Speakers: Bich Le(Platform9)
Adding dynamic configuration to Kolla Kubernetes
Kolla and Kolla Kubernetes are two primary projects that can be used to install OpenStack using containers and Kubernetes orchestration framework respectively. While Kolla-Kubernetes is great, it does suffer from few drawbacks:
- Adding new service requires changes to the central kolla-kuberntes repository.
- Adding the service also means a way to create configuration ansible and password scripts in one location.
- There is no easy way to upgrade ‘configuration’ and services.
This talk proposes changes to kolla-kubernetes architecture into a more service oriented architecture by introducing:
a) A new service Kolla-Config that centralizes the configuration.
b) Introducing ‘Service-Manager’ per component (glance, nova etc) that is responsible for generating and updating configuration.
The result is a much more dynamic OpenStack installation and upgrade experience.
Speakers: Roopak Parikh(Platform9), Bich Le(Platform9)
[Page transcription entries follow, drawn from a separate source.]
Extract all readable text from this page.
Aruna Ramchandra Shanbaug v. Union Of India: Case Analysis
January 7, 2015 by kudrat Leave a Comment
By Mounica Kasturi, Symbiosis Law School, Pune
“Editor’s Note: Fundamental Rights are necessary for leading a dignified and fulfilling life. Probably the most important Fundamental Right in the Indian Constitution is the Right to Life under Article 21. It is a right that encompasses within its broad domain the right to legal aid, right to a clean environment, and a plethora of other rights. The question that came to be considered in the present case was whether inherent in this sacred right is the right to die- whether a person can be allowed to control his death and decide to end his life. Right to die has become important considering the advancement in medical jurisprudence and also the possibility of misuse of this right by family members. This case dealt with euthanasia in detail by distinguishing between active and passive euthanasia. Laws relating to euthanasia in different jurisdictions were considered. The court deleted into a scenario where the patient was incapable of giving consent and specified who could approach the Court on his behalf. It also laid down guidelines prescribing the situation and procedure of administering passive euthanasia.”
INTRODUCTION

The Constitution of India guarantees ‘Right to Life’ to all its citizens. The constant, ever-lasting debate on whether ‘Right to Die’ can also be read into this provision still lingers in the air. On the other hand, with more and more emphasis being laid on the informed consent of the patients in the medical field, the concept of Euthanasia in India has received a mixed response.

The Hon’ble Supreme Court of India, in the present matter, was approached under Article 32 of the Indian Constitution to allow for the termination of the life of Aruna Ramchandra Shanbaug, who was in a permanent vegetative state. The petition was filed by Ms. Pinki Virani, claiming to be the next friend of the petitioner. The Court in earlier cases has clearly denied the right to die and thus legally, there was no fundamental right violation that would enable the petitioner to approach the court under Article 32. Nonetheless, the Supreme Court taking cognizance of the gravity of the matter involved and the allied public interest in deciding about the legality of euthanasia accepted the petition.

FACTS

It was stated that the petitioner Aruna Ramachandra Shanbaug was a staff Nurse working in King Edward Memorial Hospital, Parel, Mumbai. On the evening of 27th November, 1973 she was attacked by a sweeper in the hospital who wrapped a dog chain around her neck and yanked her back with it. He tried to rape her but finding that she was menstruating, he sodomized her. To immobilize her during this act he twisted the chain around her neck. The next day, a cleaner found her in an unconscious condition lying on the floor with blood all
Unified application model for VMs and containers
As containers become as popular for enterprise workloads as VM instances, there is an emergent need to provide a unified application development paradigm across both domains. In this talk, we describe how we achieved this by creating a new kubernetes driver for Nova. This driver is provided with the kubeconfig for the given Kubernetes cluster during initialization. During instance provisioning, it automatically converts the given Glance image into a docker image. The cloud-init customization scripts are injected into the docker image to be run on startup. The driver deploys a single service targeting a single pod when creating an instance, with a replication controller of just 1 replica. Heat was also modified by adding another parameter to the AutoScalingGroup – the kubeconfig. When this parameter is present, Heat creates an appropriate ReplicationController for the instances instead. Finally,we demonstrate the use of the same Heat template to deploy a VM or container based workload.